Since then three treaties have fundamentally changed Europe. The 1986 Single European Act impelled the creation of the single market. The 1992 Maastricht treaty committed signatories to EMU with opt-outs for the UK and Denmark. The 2007 Lisbon treaty established a European constitution. There were 54 signatures to these treaties, though only 10 were backed by referendums, some on second asking. The Lisbon treaty included terms on which an EU member could leave, while the Maastricht treaty stated the single currency was irrevocable. Detailing a way out of the euro was, at the time, unthinkable.

The German people have never been properly consulted on Europe. At the time of German unification, Chancellor Helmut Kohl had little choice but to speed up and make firmer the existing vague plan for monetary union as a means of gaining French acquiescence in the re-emergence of a new German nation at the centre of Europe. As part of the bargain, the Europeans agreed to create the ECB in the image of the Bundesbank.
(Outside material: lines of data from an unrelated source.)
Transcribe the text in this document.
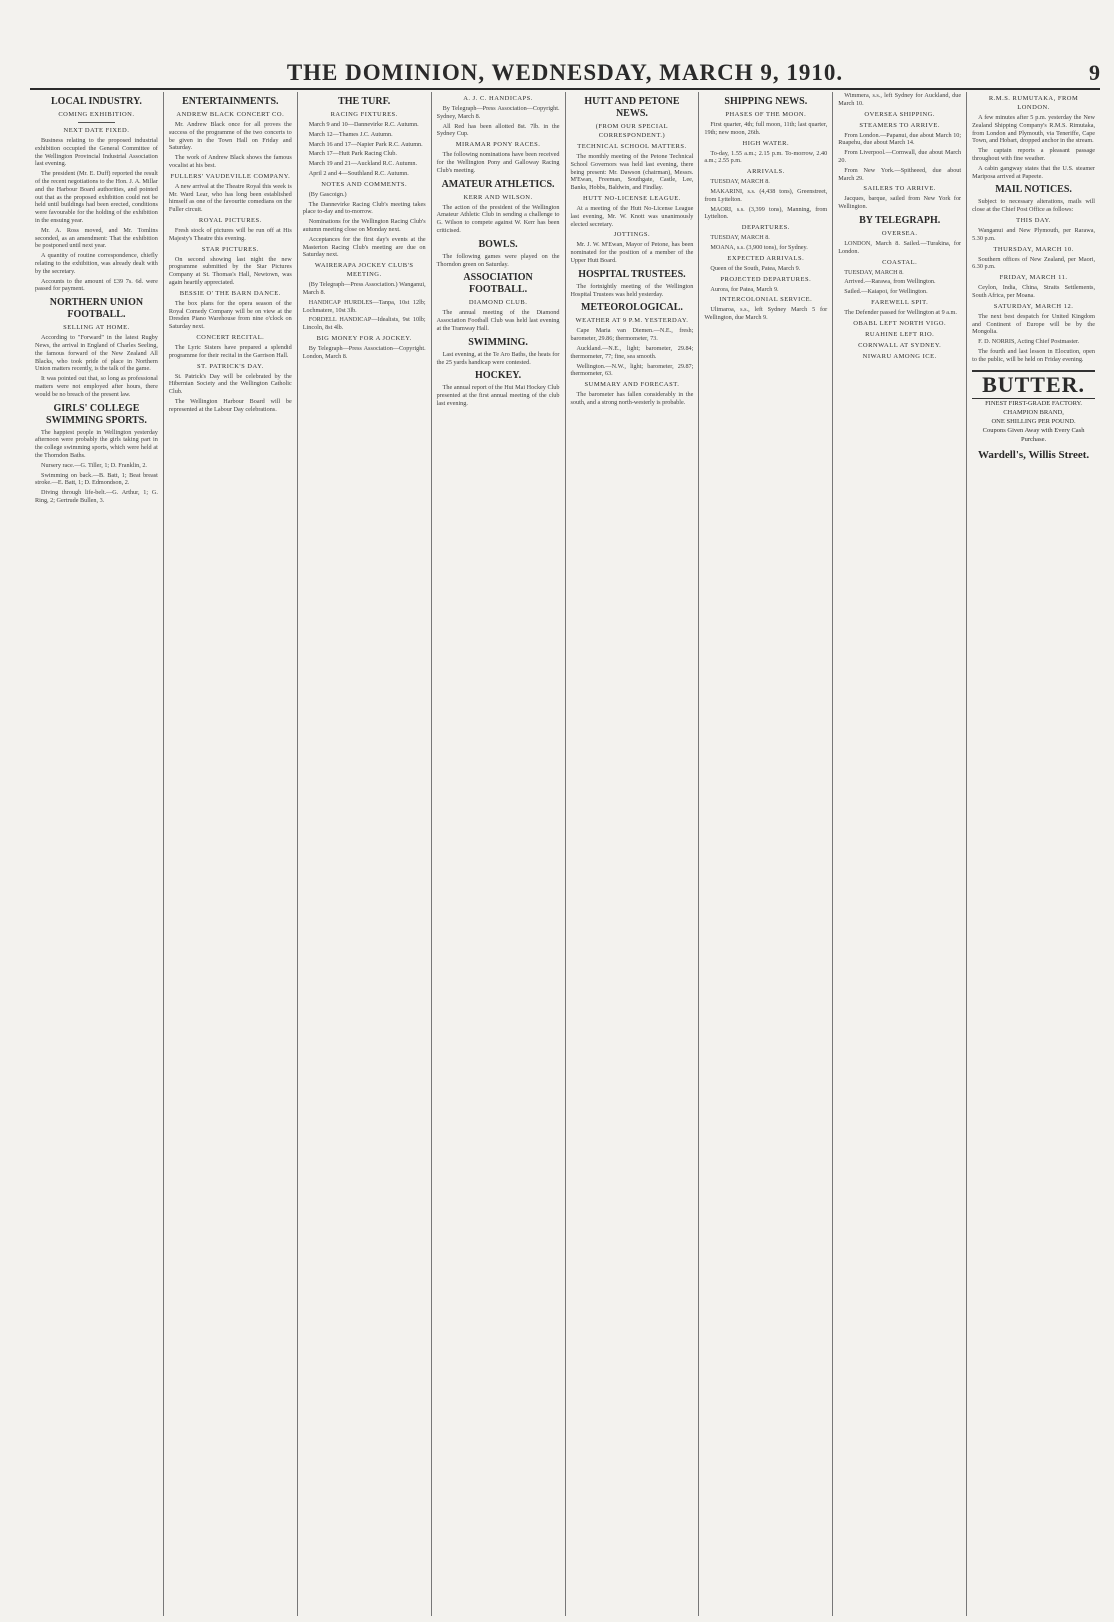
THE DOMINION, WEDNESDAY, MARCH 9, 1910.	9
LOCAL INDUSTRY.
COMING EXHIBITION.
NEXT DATE FIXED.
Business relating to the proposed industrial exhibition occupied the General Committee of the Wellington Provincial Industrial Association last evening.
The president (Mr. E. Duff) reported the result of the recent negotiations to the Hon. J. A. Millar and the Harbour Board authorities, and pointed out that as the proposed exhibition could not be held until buildings had been erected, conditions were favourable for the holding of the exhibition in the ensuing year.
Mr. A. Ross moved, and Mr. Tomlins seconded, as an amendment: That the exhibition be postponed until next year.
A quantity of routine correspondence, chiefly relating to the exhibition, was already dealt with by the secretary.
Accounts to the amount of £39 7s. 6d. were passed for payment.
NORTHERN UNION FOOTBALL.
SELLING AT HOME.
According to "Forward" in the latest Rugby News, the arrival in England of Charles Seeling, the famous forward of the New Zealand All Blacks, who took pride of place in Northern Union matters recently, is the talk of the game.
It was pointed out that, so long as professional matters were not employed after hours, there would be no breach of the present law.
GIRLS' COLLEGE SWIMMING SPORTS.
The happiest people in Wellington yesterday afternoon were probably the girls taking part in the college swimming sports, which were held at the Thorndon Baths.
Nursery race.—G. Tiller, 1; D. Franklin, 2.
Swimming on back.—B. Batt, 1; Beat breast stroke.—E. Batt, 1; D. Edmondson, 2.
Diving through life-belt.—G. Arthur, 1; G. Ring, 2; Gertrude Bullen, 3.
ENTERTAINMENTS.
ANDREW BLACK CONCERT CO.
Mr. Andrew Black once for all proves the success of the programme of the two concerts to be given in the Town Hall on Friday and Saturday.
The work of Andrew Black shows the famous vocalist at his best.
FULLERS' VAUDEVILLE COMPANY.
A new arrival at the Theatre Royal this week is Mr. Ward Lear, who has long been established himself as one of the favourite comedians on the Fuller circuit.
ROYAL PICTURES.
Fresh stock of pictures will be run off at His Majesty's Theatre this evening.
STAR PICTURES.
On second showing last night the new programme submitted by the Star Pictures Company at St. Thomas's Hall, Newtown, was again heartily appreciated.
BESSIE O' THE BARN DANCE.
The box plans for the opera season of the Royal Comedy Company will be on view at the Dresden Piano Warehouse from nine o'clock on Saturday next.
CONCERT RECITAL.
The Lyric Sisters have prepared a splendid programme for their recital in the Garrison Hall.
ST. PATRICK'S DAY.
St. Patrick's Day will be celebrated by the Hibernian Society and the Wellington Catholic Club.
The Wellington Harbour Board will be represented at the Labour Day celebrations.
THE TURF.
RACING FIXTURES.
March 9 and 10—Dannevirke R.C. Autumn.
March 12—Thames J.C. Autumn.
March 16 and 17—Napier Park R.C. Autumn.
March 17—Hutt Park Racing Club.
March 19 and 21—Auckland R.C. Autumn.
April 2 and 4—Southland R.C. Autumn.
NOTES AND COMMENTS.
(By Gascoign.)
The Dannevirke Racing Club's meeting takes place to-day and to-morrow.
Nominations for the Wellington Racing Club's autumn meeting close on Monday next.
Acceptances for the first day's events at the Masterton Racing Club's meeting are due on Saturday next.
WAIRERAPA JOCKEY CLUB'S MEETING.
(By Telegraph—Press Association.) Wanganui, March 8.
HANDICAP HURDLES—Tanpa, 10st 12lb; Lochmatere, 10st 3lb.
FORDELL HANDICAP—Idealists, 9st 10lb; Lincoln, 8st 4lb.
BIG MONEY FOR A JOCKEY.
By Telegraph—Press Association—Copyright. London, March 8.
A. J. C. HANDICAPS.
By Telegraph—Press Association—Copyright. Sydney, March 8.
All Red has been allotted 8st. 7lb. in the Sydney Cup.
MIRAMAR PONY RACES.
The following nominations have been received for the Wellington Pony and Galloway Racing Club's meeting.
AMATEUR ATHLETICS.
KERR AND WILSON.
The action of the president of the Wellington Amateur Athletic Club in sending a challenge to G. Wilson to compete against W. Kerr has been criticised.
BOWLS.
The following games were played on the Thorndon green on Saturday.
ASSOCIATION FOOTBALL.
DIAMOND CLUB.
The annual meeting of the Diamond Association Football Club was held last evening at the Tramway Hall.
SWIMMING.
Last evening, at the Te Aro Baths, the heats for the 25 yards handicap were contested.
HOCKEY.
The annual report of the Hui Mai Hockey Club presented at the first annual meeting of the club last evening.
HUTT AND PETONE NEWS.
(FROM OUR SPECIAL CORRESPONDENT.)
TECHNICAL SCHOOL MATTERS.
The monthly meeting of the Petone Technical School Governors was held last evening, there being present: Mr. Dawson (chairman), Messrs. M'Ewan, Freeman, Southgate, Castle, Lee, Banks, Hobbs, Baldwin, and Findlay.
HUTT NO-LICENSE LEAGUE.
At a meeting of the Hutt No-License League last evening, Mr. W. Knott was unanimously elected secretary.
JOTTINGS.
Mr. J. W. M'Ewan, Mayor of Petone, has been nominated for the position of a member of the Upper Hutt Board.
HOSPITAL TRUSTEES.
The fortnightly meeting of the Wellington Hospital Trustees was held yesterday.
METEOROLOGICAL.
WEATHER AT 9 P.M. YESTERDAY.
Cape Maria van Diemen.—N.E., fresh; barometer, 29.86; thermometer, 73.
Auckland.—N.E., light; barometer, 29.84; thermometer, 77; fine, sea smooth.
Wellington.—N.W., light; barometer, 29.87; thermometer, 63.
SUMMARY AND FORECAST.
The barometer has fallen considerably in the south, and a strong north-westerly is probable.
SHIPPING NEWS.
PHASES OF THE MOON.
First quarter, 4th; full moon, 11th; last quarter, 19th; new moon, 26th.
HIGH WATER.
To-day, 1.55 a.m.; 2.15 p.m. To-morrow, 2.40 a.m.; 2.55 p.m.
ARRIVALS.
TUESDAY, MARCH 8.
MAKARINI, s.s. (4,438 tons), Greenstreet, from Lyttelton.
MAORI, s.s. (3,399 tons), Manning, from Lyttelton.
DEPARTURES.
TUESDAY, MARCH 8.
MOANA, s.s. (3,900 tons), for Sydney.
EXPECTED ARRIVALS.
Queen of the South, Patea, March 9.
PROJECTED DEPARTURES.
Aurora, for Patea, March 9.
INTERCOLONIAL SERVICE.
Ulimaroa, s.s., left Sydney March 5 for Wellington, due March 9.
Wimmera, s.s., left Sydney for Auckland, due March 10.
OVERSEA SHIPPING.
STEAMERS TO ARRIVE.
From London.—Papanui, due about March 10; Ruapehu, due about March 14.
From Liverpool.—Cornwall, due about March 20.
From New York.—Spitheeed, due about March 29.
SAILERS TO ARRIVE.
Jacques, barque, sailed from New York for Wellington.
BY TELEGRAPH.
OVERSEA.
LONDON, March 8. Sailed.—Turakina, for London.
COASTAL.
TUESDAY, MARCH 8.
Arrived.—Rarawa, from Wellington.
Sailed.—Kaiapoi, for Wellington.
FAREWELL SPIT.
The Defender passed for Wellington at 9 a.m.
OBABL LEFT NORTH VIGO.
RUAHINE LEFT RIO.
CORNWALL AT SYDNEY.
NIWARU AMONG ICE.
R.M.S. RUMUTAKA, FROM LONDON.
A few minutes after 5 p.m. yesterday the New Zealand Shipping Company's R.M.S. Rimutaka, from London and Plymouth, via Teneriffe, Cape Town, and Hobart, dropped anchor in the stream.
The captain reports a pleasant passage throughout with fine weather.
A cabin gangway states that the U.S. steamer Mariposa arrived at Papeete.
MAIL NOTICES.
Subject to necessary alterations, mails will close at the Chief Post Office as follows:
THIS DAY.
Wanganui and New Plymouth, per Rarawa, 5.30 p.m.
THURSDAY, MARCH 10.
Southern offices of New Zealand, per Maori, 6.30 p.m.
FRIDAY, MARCH 11.
Ceylon, India, China, Straits Settlements, South Africa, per Moana.
SATURDAY, MARCH 12.
The next best despatch for United Kingdom and Continent of Europe will be by the Mongolia.
F. D. NORRIS, Acting Chief Postmaster.
The fourth and last lesson in Elocution, open to the public, will be held on Friday evening.
BUTTER.
FINEST FIRST-GRADE FACTORY.
CHAMPION BRAND,
ONE SHILLING PER POUND.
Coupons Given Away with Every Cash Purchase.
Wardell's, Willis Street.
This has backfired – a one-size ECB has fit none.

Scepticism about EMU and the EU is the dominant election issue in 2017. Even if the political centre holds, many centrist politicians will espouse the anti-European cause for the sake of accumulating votes. In the UK, 90% of Conservative members of parliament opposed Brexit during the referendum campaign. Of their constituents, 70% voted in favour of leaving the EU. All Conservative MPs, bar one, have subsequently endorsed Brexit by granting Prime Minister Theresa May permission to begin divorce proceedings with the EU.

Whatever the outcomes of Europe’s elections, irreconcilable differences remain. The EU must change, or it will collapse.

Brian Reading was an Economic Adviser to Prime Minister Edward Heath and is a Member of the OMFIF Advisory Board.